The Great Reset

Two sides of a coin. Options are limited. It’s somewhat a function of trying to hold the country together that is so big and diverse. Your actual options ARE limited until bits of it lopped themselves off to do their own thing.

Uh…what? Is this a reference to a book or a movie I’m not getting?

1 Like

The UK, for a couple of months anyway had everyone walk out to their front garden and applaud the social services at a certain time of the day. Guy on my brothers road was so enthusiastic about it he would bang pots and pans together. Easy to spot the “obedient citizen” when the whole street is doing it.

1 Like

Maybe he was just enthusiastic.

I never ever did anything with my neighbours in Taiwan, its one thing I really dislike about most of Taiwan , you should appreciate your neighbors more !

This?

1 Like

America is pretty much an Oligarchy now anyways.

So likely “the great reset” is something both parties have agreed on, it’s only a matter of when they will be slowly introduced to the populace.

Yeah , why anyone would moan about that I don’t know.

1 Like

Does everything have to be some sort of nefarious scheme to take down our democracy?

It’s just a voluntary event organised by private citizens to express gratitude to healthcare workers who have been on the front lines risking their health fighting the pandemic.

It was organised by a Dutch woman…

5 Likes

Maybe this is facadism?

Well, things are getting weird in the UK, they had a ban on seeing your parents for a while and right now I think there is a ban on entering old peoples homes so relatives have to wave at them though the window. A bit confusing for the elderly who are starting to lose their faculties.

It could be like Canada where the lack of a ban and the list of social distancing exceptions is so long it could fill a book ended up causing nursing homes to lose up to 40% of their residents.
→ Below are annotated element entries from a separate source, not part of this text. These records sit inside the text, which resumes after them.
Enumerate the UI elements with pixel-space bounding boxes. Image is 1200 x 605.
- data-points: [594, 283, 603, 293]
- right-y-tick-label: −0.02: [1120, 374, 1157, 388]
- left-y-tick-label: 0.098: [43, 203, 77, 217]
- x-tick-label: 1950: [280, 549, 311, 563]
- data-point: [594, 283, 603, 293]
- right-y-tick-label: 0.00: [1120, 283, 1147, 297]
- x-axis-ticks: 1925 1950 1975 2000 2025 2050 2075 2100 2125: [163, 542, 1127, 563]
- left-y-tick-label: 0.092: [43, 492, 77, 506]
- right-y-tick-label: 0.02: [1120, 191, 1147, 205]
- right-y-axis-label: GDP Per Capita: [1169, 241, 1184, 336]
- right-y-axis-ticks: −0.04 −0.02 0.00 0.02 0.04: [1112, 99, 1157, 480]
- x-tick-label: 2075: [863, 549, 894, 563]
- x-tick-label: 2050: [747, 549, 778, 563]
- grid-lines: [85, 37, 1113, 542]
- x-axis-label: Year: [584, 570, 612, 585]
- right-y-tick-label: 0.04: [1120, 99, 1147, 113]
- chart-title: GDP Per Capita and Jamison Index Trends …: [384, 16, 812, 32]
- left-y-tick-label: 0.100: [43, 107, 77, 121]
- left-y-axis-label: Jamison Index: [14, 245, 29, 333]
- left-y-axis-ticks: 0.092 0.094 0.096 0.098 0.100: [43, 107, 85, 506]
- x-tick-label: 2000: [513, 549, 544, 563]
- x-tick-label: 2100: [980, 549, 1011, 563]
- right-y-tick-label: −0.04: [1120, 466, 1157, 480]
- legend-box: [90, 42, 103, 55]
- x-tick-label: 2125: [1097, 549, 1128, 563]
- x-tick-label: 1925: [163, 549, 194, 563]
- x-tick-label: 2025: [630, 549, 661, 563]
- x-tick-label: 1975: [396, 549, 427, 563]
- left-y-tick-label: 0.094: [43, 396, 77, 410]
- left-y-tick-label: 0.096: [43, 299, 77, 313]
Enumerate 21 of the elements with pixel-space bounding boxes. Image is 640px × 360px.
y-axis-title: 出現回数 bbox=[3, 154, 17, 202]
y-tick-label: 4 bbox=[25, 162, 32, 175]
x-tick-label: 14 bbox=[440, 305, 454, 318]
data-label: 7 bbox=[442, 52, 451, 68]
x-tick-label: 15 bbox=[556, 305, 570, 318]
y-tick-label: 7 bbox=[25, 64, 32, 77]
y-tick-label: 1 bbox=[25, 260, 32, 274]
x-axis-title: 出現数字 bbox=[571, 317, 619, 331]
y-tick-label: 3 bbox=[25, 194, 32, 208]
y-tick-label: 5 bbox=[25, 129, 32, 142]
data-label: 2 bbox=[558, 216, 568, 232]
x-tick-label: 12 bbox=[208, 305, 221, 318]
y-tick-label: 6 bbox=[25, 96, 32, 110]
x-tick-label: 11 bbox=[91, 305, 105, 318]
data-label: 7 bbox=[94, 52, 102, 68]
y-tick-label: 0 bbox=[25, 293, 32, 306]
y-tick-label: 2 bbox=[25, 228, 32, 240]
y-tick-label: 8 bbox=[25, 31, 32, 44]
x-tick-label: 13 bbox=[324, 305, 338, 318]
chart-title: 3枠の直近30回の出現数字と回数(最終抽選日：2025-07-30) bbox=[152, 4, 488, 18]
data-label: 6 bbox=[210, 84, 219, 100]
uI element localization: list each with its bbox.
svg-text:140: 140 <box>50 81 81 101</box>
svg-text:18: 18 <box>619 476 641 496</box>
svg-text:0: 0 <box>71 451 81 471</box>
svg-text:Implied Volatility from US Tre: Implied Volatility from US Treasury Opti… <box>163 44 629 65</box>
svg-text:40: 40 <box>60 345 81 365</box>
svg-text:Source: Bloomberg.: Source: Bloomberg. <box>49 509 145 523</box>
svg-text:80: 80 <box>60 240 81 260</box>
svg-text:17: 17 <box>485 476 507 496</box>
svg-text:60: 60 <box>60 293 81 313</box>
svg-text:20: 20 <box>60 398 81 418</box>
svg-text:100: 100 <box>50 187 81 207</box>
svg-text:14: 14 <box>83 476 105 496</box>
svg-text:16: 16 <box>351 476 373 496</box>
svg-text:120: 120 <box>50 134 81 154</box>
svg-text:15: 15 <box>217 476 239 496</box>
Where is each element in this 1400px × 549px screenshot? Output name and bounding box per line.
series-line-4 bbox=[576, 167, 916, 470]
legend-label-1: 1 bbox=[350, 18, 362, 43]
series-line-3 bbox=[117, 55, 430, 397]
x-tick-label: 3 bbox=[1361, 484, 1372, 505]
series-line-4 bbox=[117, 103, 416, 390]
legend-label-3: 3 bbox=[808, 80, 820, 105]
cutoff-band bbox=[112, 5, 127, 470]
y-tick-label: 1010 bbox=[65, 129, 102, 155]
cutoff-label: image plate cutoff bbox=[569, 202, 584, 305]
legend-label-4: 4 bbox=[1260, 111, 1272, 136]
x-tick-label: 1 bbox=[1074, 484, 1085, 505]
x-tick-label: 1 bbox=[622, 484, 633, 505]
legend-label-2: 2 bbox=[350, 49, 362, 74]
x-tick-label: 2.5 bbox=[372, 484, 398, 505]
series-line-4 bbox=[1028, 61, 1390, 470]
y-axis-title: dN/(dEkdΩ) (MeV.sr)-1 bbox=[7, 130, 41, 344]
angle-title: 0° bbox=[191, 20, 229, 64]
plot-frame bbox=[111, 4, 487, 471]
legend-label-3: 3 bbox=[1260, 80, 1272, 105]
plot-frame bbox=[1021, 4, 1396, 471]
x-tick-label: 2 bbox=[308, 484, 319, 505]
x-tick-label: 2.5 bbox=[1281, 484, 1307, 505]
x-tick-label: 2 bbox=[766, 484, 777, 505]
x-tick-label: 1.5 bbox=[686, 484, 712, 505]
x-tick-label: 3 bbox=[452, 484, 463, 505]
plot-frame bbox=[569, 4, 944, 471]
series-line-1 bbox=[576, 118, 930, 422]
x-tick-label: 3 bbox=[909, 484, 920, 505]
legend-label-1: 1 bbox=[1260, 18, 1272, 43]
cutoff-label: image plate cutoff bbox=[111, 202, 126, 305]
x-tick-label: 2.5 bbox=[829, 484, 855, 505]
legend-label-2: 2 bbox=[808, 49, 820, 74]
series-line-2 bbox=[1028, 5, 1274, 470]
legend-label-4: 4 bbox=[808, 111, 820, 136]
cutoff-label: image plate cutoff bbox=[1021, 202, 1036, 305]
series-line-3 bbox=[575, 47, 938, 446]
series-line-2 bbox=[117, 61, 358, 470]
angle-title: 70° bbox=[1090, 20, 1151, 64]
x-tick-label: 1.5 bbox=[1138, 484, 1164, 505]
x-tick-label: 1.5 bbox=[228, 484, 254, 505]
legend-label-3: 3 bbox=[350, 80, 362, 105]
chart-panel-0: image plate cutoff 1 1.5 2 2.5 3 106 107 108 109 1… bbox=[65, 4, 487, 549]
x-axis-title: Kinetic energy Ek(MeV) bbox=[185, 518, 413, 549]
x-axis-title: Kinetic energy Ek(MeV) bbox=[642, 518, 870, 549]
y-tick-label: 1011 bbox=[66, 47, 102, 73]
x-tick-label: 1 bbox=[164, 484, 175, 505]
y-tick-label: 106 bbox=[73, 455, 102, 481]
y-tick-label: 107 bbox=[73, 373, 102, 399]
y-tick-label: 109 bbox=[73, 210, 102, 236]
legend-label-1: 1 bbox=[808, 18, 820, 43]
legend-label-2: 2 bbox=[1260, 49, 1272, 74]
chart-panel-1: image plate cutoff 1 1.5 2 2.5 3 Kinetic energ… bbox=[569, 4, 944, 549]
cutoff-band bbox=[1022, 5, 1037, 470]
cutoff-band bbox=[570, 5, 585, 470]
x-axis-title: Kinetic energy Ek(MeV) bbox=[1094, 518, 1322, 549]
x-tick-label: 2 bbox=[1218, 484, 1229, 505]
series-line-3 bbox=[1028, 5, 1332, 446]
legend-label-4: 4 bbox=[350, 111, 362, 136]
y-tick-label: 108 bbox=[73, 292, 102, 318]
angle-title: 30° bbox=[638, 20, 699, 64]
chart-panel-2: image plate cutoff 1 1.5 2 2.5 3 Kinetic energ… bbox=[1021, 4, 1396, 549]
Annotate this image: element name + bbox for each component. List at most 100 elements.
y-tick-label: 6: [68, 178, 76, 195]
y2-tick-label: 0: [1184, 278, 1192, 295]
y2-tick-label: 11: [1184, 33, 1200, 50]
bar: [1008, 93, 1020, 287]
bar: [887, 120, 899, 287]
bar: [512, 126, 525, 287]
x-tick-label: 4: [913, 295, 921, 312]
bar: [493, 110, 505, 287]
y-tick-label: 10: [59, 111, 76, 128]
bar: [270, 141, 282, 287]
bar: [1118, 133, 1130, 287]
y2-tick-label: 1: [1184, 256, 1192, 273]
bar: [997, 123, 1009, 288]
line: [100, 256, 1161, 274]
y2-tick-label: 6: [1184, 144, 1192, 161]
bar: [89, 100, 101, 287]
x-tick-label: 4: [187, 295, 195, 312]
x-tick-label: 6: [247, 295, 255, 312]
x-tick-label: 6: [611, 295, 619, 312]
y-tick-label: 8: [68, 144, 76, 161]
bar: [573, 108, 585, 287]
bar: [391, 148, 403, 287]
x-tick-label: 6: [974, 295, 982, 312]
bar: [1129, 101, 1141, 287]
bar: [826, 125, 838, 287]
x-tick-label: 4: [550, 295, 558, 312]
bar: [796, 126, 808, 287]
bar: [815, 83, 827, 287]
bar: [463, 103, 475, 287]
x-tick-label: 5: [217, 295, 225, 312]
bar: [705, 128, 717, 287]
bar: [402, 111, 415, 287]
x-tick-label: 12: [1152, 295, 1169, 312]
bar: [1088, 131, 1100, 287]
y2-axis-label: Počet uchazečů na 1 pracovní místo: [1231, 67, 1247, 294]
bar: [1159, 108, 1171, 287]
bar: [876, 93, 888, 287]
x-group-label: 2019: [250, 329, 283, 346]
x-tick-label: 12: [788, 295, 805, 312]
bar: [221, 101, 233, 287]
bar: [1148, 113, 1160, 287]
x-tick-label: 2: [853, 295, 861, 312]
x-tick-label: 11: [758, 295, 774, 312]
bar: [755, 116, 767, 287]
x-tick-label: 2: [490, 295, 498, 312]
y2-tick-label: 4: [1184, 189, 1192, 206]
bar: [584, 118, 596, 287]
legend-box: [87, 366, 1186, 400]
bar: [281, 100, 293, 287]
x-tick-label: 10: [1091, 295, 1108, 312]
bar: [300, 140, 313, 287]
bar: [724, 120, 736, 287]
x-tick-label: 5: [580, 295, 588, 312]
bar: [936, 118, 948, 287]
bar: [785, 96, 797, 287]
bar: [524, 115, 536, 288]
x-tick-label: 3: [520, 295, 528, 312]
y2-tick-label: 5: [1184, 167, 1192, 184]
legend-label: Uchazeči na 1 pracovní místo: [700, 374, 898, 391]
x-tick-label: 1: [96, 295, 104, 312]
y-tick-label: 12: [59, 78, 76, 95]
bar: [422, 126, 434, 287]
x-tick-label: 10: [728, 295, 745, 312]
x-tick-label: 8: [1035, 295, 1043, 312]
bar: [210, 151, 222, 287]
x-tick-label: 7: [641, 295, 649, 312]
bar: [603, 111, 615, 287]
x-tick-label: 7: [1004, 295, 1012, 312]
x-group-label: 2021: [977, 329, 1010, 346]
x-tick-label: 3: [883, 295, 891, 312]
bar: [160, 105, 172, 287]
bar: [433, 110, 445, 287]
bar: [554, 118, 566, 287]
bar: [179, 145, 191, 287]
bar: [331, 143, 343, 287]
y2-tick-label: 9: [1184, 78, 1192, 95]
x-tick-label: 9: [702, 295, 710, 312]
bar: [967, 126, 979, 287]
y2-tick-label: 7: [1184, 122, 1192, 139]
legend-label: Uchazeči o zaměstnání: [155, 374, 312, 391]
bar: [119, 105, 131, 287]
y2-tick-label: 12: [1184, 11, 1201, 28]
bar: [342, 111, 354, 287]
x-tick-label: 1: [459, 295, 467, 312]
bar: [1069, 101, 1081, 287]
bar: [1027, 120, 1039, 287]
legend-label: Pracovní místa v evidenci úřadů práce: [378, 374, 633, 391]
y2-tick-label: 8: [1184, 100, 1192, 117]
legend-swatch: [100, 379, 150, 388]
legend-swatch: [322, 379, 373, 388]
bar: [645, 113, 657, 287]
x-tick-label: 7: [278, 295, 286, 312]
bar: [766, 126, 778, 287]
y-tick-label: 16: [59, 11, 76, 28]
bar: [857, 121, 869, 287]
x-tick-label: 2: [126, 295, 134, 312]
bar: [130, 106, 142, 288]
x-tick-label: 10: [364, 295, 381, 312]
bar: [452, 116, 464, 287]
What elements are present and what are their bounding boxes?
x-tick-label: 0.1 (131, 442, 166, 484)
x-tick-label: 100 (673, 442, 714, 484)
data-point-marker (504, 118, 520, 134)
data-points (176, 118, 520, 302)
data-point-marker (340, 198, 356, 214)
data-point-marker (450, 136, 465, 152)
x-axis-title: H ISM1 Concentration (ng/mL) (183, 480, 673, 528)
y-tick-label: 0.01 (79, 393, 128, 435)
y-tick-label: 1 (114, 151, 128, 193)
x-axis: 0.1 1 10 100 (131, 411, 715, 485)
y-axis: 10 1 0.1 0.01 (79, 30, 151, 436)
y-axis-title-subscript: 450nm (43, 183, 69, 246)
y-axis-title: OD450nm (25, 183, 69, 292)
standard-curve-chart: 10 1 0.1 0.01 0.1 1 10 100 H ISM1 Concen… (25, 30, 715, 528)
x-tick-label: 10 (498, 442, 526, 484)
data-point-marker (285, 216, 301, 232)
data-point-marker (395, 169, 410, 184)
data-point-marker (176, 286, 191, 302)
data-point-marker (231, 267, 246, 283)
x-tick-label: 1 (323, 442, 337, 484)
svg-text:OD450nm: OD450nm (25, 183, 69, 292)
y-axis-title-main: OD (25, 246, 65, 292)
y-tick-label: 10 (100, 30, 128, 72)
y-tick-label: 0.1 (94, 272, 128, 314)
I don’t know about you but I prefer my grandmother alive.

I get things are confusing, but I prefer confusing over in-the-ground.
Perhaps some might see enthusiasm for showing gratitude towards healthcare workers as ‘obedient citizens’ but we don’t know that person. It’s possible healthcare workers had saved the life of someone he loved. Some scepticism is healthy but if nobody has any faith whatsoever in the democratic system, the system crumbles. It’s a self fufilling prophecy. Maintaining freedom, democracy and human rights requires faith AND scepticism and an equal hold on the tug-of-war rope simultaneously. I don’t believe clap for carers is a nefarious attempt at sweeping the rug underneath us. I have faith in our democracies.

The Chinese are trying to do this with Taiwan. They want us to lose our faith in the system. That’s their schtick.

The Government has done a shit job, they were putting patients back on old peoples homes who had Coronavirus. If the UK government was doing some fantastic job of containing Coronavirus the authoritarian restrictions they are imposing might be easier to take, as it is on a per capita basis they are the 9th worst in the world.

So yeah, I think I should be allowed to make the grown up decision of deciding I am healthy, give my hands a good wash and perhaps wear a mask when I visit my parents.

As it is Dominic Cummings just had to stand down from his position as advisor to Boris Johnson for the crime of visting his parents and Boris Johnson is now in self isolation because he came into contact with someone who had the coronavirus, despite already having the coronavirus himself.

Common sense seems to have gone out the window.

Valid criticisms of their performance, I can’t disagree. But I don’t think they are some nefarious attempt to sweep the rug from beneath our feet. It’s the same reason why I don’t believe in the slippery slope. I don’t think it’s nefarious, just ineptness.

1 Like

Because…There’s a pandemic in the UK that kills old people.

How is that confusing ?

2 Likes

Oh, you mean thank the first responders and those on the front lines pulling double shifts during Covid, which was spontaneously organised by the people involved.
I can see how you’d be disgusted at thanking people risking their lives to save others- do these grotty little nurses and ambulance attendants even make the big bucks? Your point is “Why bother thanking a bunch of lower-class types- they’re only here to serve me.” Got it.

1 Like

Why anybody would moan about that is beyond me.

1 Like

“Rules are for little people, not important somebodies like me.”

1 Like

No that’s not my point. Let’s not try and put words in my mouth.

Do you have a problem with the Chinese having a social score for their citizens, depending on how much of an obedient citizen you are?

Look at how upset @MikeN1 is getting at the hypothetical mention people might not go outside and clap, trying to shame me, I imagine if he were my neighbour he might start hurling abuse at me for not going out and clapping, maybe try to shame me with the neighbours. After he puts his pots and pans down.

1 Like

Why don’t you explain what you think is wrong with thanking those people for what they have done.

1 Like

That is not what I am saying, it’s the @MikeN1 of the world that use it as an excuse to shame others that bothers me.